En route vers la pointe sud de l'île, la plus élevée, nous arrêtons prendre un thé sur une petite place, face à un atelier où oeuvrent des peintres de sable. Concentrés au-dessus de planches enduites de colle, ces artisans composent des tableaux, souvent réussis, en faisant tomber avec grande dextérité des filets de sable plus ou moins fins de plusieurs couleurs, qui adhèrent à la surface. Ils travaillent une teinte à la fois, et des aides vont faire sécher leurs oeuvres au soleil au bord de la mer jusqu'à ce qu'elles soient prêtes pour la prochaine couche. Nous les regardons opérer avec fascination, mais pas de photos: ils demandent pour le privilège un prix exorbitant.
Retour vers la jetée par un dédale de rues tortueuses et colorées, jusqu'à une petite place centrale autour d'un kiosque à musique. Tout près, une collection de paillottes-restaurants offrent cuisine locale et menus touristiques. Nous choisissons la plus sympathique, "Chez Tonton", où j'ai droit à mon premier (très bon) poulet maffé depuis près de vingt ans, Azur ayant préféré malgré mes conseils un poisson grillé -- dont je dois admettre qu'il était aussi succulent. Pape le Jeune dévore un poulet-frites, dont nous comprendrons vite qu'il est son plat de prédilection.

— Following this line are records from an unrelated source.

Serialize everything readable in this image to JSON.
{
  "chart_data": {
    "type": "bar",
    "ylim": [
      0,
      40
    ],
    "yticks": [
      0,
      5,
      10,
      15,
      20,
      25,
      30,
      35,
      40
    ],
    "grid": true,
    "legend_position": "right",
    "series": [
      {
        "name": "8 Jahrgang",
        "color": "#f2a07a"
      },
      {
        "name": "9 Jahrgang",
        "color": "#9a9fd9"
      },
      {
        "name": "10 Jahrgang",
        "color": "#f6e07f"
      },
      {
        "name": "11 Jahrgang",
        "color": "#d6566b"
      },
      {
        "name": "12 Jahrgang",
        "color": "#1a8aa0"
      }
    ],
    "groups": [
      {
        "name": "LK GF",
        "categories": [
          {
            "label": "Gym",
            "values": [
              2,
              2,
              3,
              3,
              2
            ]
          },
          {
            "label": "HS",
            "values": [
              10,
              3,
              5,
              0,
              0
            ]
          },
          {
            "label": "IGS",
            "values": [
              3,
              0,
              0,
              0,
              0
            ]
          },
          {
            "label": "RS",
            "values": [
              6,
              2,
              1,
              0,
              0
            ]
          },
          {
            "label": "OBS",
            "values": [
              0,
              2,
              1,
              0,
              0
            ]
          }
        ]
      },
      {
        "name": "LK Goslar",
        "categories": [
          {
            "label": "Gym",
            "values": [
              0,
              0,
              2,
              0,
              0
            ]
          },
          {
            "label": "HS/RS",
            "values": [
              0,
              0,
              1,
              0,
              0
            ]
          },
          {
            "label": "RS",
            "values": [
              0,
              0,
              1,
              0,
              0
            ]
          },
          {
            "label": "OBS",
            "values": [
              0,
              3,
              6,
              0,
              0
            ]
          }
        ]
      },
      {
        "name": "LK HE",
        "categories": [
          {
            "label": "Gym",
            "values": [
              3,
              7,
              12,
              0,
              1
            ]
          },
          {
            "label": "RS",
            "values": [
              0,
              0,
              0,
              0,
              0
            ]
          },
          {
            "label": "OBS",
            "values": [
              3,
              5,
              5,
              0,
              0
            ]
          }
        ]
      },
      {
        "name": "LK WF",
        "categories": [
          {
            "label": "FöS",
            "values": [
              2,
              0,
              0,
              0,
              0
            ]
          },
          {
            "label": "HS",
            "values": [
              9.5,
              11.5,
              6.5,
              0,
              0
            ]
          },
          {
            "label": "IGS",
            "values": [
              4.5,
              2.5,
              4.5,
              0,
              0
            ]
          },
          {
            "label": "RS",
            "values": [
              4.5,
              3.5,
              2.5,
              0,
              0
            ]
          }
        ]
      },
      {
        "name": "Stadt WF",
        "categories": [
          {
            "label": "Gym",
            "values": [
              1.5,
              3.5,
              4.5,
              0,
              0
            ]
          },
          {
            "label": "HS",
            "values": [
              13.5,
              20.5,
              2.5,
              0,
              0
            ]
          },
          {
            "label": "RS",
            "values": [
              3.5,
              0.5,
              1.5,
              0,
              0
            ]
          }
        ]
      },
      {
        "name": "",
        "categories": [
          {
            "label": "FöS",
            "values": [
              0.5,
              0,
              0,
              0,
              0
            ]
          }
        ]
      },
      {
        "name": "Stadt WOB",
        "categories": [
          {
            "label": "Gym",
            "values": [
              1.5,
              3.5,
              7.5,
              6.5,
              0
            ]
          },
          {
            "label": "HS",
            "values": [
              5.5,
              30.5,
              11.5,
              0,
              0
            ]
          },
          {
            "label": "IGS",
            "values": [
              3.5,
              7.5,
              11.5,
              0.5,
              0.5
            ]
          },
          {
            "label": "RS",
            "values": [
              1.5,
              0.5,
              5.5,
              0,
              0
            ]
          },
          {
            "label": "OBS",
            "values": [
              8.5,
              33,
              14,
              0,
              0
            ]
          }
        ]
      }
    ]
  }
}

En début d'après-midi, nous faisons une courte tournée du côté ouest de l'île et le soleil de plomb nous incite à nous réfugier dans la fraîcheur du Fort d'Estrées, citadelle ronde et basse transformée en un instructif musée historique couvrant le passé non seulement de Gorée, mais de tout le Sénégal, y compris trois salles voûtées fascinantes consacrées aux confréries musulmanes, qui sont une spécificité de l'Islam d'ici. La chaleur aidant, nous nous hâtons de prendre le prochain bateau pour rentrer à Dakar.